For years, I have been hearing immigrants saying that parents in Quebec are overly indulgent with their children. On the hand, some Quebeckers seem to think that immigrants are tyrannical with their progeny. Who’s right, Quebeckers or immigrants?
Striking cultural shock
I’m not ashamed to say that as a kid, I received slaps when I misbehaved. Most immigrants in my entourage recall with humor and nostalgia how their parents would give them similar treatment. Like the Moroccan humorist Gad Elmaleh likes to put it “the thing that has always struck me about by father was its hands”. Growing up, I have come to appreciate the fact that my parents disciplined me when it was necessary because today I have good manners and I’m not egocentric.
Are all immigrants as reasonable with their children? To answer this question, it would be good to determine first what makes a discipline reasonable or excessive. The answer depends on the culture of the parents.
We have to know that in some cultures, people consider that slapping someone with a slipper or locking a kid in his room is less humiliating than slapping a kid with hands.
Cécile Rousseau, child psychiatrist specializing in ethnocultural approach
Abusive parents, children’s false testimony
Families who immigrate to a new country are inevitably subjected to “a lot of stress, new values and discrimination”. Confronted with Quebec values, it seems that some young immigrants start to question the way their parents have always disciplined them. What seemed acceptable in their home country may not be well seen here. Thus, a lot of immigrants take undue advantage of this culture gap to report maltreatment.

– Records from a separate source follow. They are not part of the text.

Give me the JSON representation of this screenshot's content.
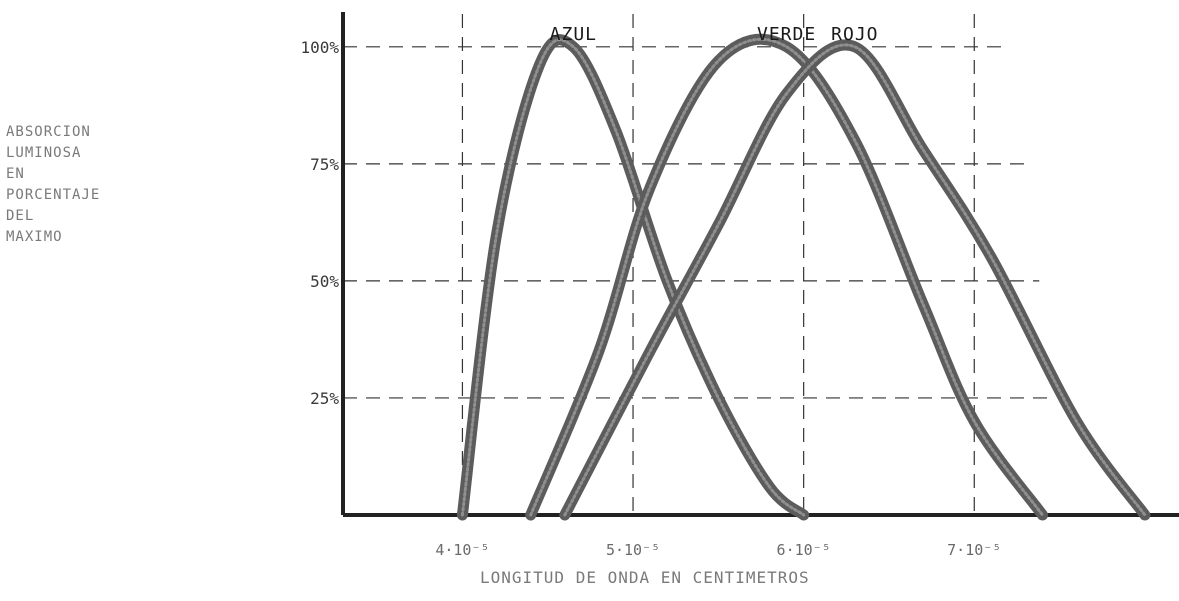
{
  "chart_data": {
    "type": "line",
    "title": "",
    "ylabel": "ABSORCION\nLUMINOSA\nEN\nPORCENTAJE\nDEL\nMAXIMO",
    "xlabel": "LONGITUD DE ONDA EN CENTIMETROS",
    "x_ticks": [
      "4·10⁻⁵",
      "5·10⁻⁵",
      "6·10⁻⁵",
      "7·10⁻⁵"
    ],
    "x_tick_values": [
      4,
      5,
      6,
      7
    ],
    "y_ticks": [
      "25%",
      "50%",
      "75%",
      "100%"
    ],
    "y_tick_values": [
      25,
      50,
      75,
      100
    ],
    "xlim": [
      3.3,
      8.2
    ],
    "ylim": [
      0,
      110
    ],
    "grid": true,
    "legend": "labels above curve peaks",
    "series": [
      {
        "name": "AZUL",
        "color": "#4a4a4a",
        "x": [
          4.0,
          4.2,
          4.45,
          4.65,
          4.9,
          5.2,
          5.5,
          5.8,
          6.0
        ],
        "y": [
          0,
          60,
          96,
          100,
          82,
          50,
          25,
          6,
          0
        ]
      },
      {
        "name": "VERDE",
        "color": "#4a4a4a",
        "x": [
          4.4,
          4.8,
          5.1,
          5.5,
          5.9,
          6.3,
          6.7,
          7.0,
          7.4
        ],
        "y": [
          0,
          35,
          70,
          97,
          100,
          80,
          45,
          20,
          0
        ]
      },
      {
        "name": "ROJO",
        "color": "#4a4a4a",
        "x": [
          4.6,
          5.1,
          5.5,
          5.9,
          6.3,
          6.7,
          7.1,
          7.6,
          8.0
        ],
        "y": [
          0,
          35,
          62,
          90,
          100,
          78,
          55,
          20,
          0
        ]
      }
    ]
  }
}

On the other hand, it goes without saying that some parents do not pull their punches when they discipline their kids. And that’s where the Québec society is obviously right. Children that are getting beaten up must be protected. Even if some immigrants give their culture as a pretext, we have to understand that beating a child until he bleeds is considered to be a crime no matter what country the family is from. As the saying goes, “long way, long lies”.

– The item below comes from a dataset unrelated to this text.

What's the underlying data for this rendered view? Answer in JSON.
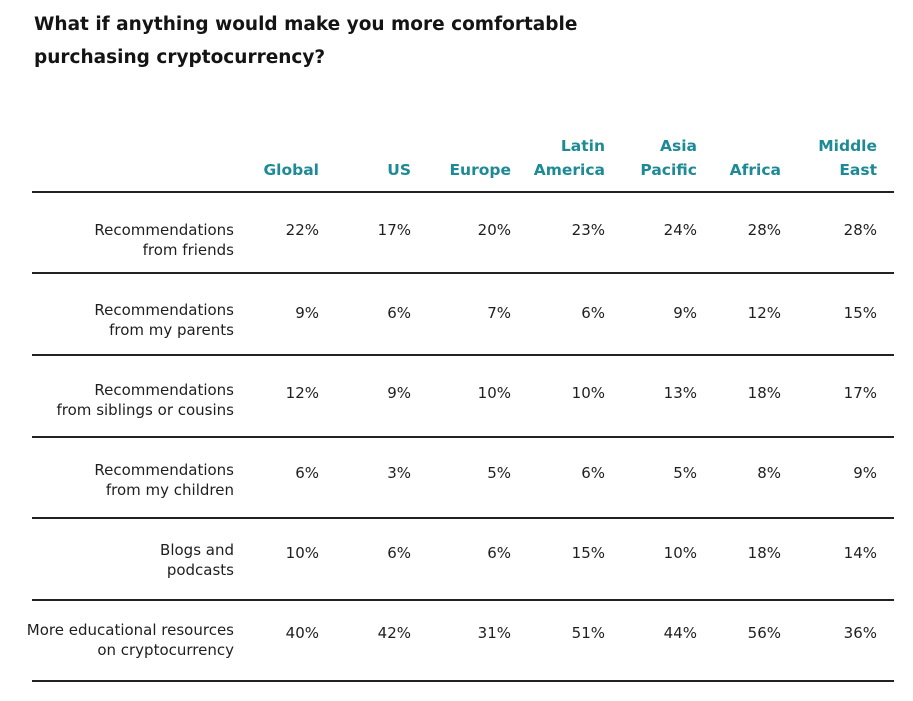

But how do we know when the children are lying or when the parents are really using excessive discipline?



Jean
février 11, 2012
About time you wrote something, hisbisciusjaune!
There, that’s my verbal scolding/lashing.

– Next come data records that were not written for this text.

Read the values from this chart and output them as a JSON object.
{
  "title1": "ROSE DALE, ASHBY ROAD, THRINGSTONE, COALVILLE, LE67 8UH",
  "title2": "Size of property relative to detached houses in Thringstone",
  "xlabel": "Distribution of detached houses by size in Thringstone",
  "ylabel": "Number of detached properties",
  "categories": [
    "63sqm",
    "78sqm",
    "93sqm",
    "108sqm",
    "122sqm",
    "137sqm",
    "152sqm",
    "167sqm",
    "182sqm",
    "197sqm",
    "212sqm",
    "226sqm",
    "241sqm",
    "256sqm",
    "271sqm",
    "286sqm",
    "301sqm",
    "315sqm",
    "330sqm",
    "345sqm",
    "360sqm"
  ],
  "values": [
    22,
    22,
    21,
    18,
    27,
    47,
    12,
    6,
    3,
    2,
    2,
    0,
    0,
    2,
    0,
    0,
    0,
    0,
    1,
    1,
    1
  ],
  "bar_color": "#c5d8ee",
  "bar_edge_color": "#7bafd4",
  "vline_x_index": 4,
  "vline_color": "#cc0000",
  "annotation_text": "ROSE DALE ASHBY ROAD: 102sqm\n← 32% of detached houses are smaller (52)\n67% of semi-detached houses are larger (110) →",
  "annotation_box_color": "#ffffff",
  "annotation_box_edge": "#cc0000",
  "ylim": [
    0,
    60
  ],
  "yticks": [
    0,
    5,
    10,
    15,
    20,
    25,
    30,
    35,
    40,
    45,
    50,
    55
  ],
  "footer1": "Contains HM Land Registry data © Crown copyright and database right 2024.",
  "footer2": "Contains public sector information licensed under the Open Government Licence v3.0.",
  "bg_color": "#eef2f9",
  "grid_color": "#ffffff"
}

I grew up in a family where spanking on the bum did occur occasionally. It was more my mother yelling at us. Which is a form of abuse if it’s done alot..which she did. But then the opposite occcurred where she did protect us from others, etc.
My father is fluently bilingual in Chinese -English and reads the mainstream Canadian news. From that he learned that hitting people on the head is not a good idea…not that they did but the temptation is powerful when a parent is tired/stressed, etc.
So the rule of thumb became, only occasionally hitting on the bum. The older kids, meaning me, were instructed on this also.
My sisters discipline their children quite differently…they impose time-outs where the kid in throes of temper tantrums /necessary punishment, they are asked to leave and calm down in a room by themselves….
What perhaps needs to be is the understanding that children have to understand quickly that their actions may exceed boundaries and take consequences, so parents have to find a way that doesn’t hurt the child but clearly changes the child’s behaviour to better one.
I’m not sure why there is the focus on immigrant parents anyway. What, Canadian parents don’t abuse? Come on…how silly.
hibiscusjaune
février 12, 2012
Uhm Canadian parents? It’s hard to give a categoric answer. I’ve seen Canadian parents who are balanced but a lot immigrants believe that Canadian (or Western) parents are too lax and that they spoil their children. Culture has a lot to do with this perception.
Have you heard of Amy Chua? She’s an Harvard graduate from Illinois and the author of the book Battle Hymn of of the Tiger Mother. Apparently the book demonstrates the superiority of Chinese approach to parenting. I bet other cultures can relate because as far as I am concerned people from Asia, Middle-East, Africa and even South America have a little something in common when it comes to family values. I suggest you read this interview of Amy Chua with Oprah.
hibiscusjaune
février 12, 2012
Oh and I appreciate your taking the time to visit my blog and scold me. It’s always a pleasure and yes I’m being slow with my posts. Too many ideas and very little time.
Jean
février 18, 2012
Yes, I read about Amy Chua, the tiger mom in the U.S. You know I disagree with the notion of any parent browbeating (figuratively, not physically) their children to achieve, achieve on their terms.
What is most useful for children, is that the parents themselves consistently try and work hard without always expecting much fanfare. But the parents take time to tell stories and listen to the children.
We were raised by parents who pinned their hopes on their children we had to achideve acaedemically, etc. but it can take a serious toll on the child’s self-esteem where sometimes one unnecesessarily is questioning oneself too much, etc.